The incident “fundamentally changed” McKenna’s life, she believes – and a year later she met her wife, Stephanie. “Before the accident I was an absolute workaholic – a total bore,” she laughs. “Now my family come top of the pile.”

 

Further choppy waters lay in wait with the 2008 recession, but McKenna battled through.

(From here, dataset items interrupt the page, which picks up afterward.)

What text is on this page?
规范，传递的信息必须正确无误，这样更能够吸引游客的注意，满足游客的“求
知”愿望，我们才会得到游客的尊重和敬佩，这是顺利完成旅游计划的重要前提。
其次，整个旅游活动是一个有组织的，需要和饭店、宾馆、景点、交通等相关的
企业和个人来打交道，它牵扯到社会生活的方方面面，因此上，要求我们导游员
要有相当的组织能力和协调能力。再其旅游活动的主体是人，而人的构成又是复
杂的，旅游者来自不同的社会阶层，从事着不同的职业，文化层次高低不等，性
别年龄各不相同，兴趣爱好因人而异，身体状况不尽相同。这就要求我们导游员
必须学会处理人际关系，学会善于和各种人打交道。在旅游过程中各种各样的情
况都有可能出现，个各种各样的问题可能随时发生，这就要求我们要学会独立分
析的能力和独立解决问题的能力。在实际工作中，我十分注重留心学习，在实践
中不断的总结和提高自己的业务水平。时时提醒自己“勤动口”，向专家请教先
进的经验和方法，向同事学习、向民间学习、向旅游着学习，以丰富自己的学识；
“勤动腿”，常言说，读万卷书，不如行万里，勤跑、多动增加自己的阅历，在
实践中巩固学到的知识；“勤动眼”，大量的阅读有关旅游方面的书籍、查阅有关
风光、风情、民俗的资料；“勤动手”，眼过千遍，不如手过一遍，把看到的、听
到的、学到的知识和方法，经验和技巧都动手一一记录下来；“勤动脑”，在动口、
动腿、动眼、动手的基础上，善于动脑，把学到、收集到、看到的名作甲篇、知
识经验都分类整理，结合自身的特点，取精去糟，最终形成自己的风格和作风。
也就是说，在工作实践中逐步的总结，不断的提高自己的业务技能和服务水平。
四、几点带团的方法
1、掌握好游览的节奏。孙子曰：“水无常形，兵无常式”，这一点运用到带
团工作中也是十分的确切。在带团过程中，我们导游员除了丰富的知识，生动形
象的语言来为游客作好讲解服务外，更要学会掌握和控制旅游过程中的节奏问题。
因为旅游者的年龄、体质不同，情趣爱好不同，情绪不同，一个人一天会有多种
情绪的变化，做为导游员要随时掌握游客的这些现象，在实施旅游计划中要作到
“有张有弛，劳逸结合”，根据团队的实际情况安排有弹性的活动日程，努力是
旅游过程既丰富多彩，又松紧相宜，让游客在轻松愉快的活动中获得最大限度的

Instead of battening down the hatches “like every other Irish travel business”, she rallied her team, doubled marketing output and actually grew revenue by 17% and passenger numbers by a whopping 56%.

 

More than a decade on, Tour America and Cruise Holidays now boast 55 staff in Dublin, Cork and Orlando, with revenues of €22 million for its current financial year.

 

Talk eventually turns to the “other” meeting in town on the day of our interview, with prime minister Boris Johnson jetting in to try to sell his Brexit vision to Irish taoiseach Leo Varadkar.

 

Indeed, the uncertainty around Brexit is already causing Dublin Port to cut cruise calls in favour of freight – a decision McKenna lambasts.

 

“Dublin Port had no respect for the cruise lines as they didn’t even tell them it was happening until it did,” she scorns. “They haven’t looked at long-term impact on tourism to the city.”

 

McKenna says her own expansion plans, selling into Northern Ireland through Sandra Corkin’s Oasis Travel, have also been halted by the B-word. “At the moment we need to see where Brexit goes. There could also be opportunities in England.”

 

The threat of a hard border is also a worry, with one staff member living in Northern Ireland. “I definitely think the next two years are going to be tough,” she says frankly. “But if you plan properly you can do well.”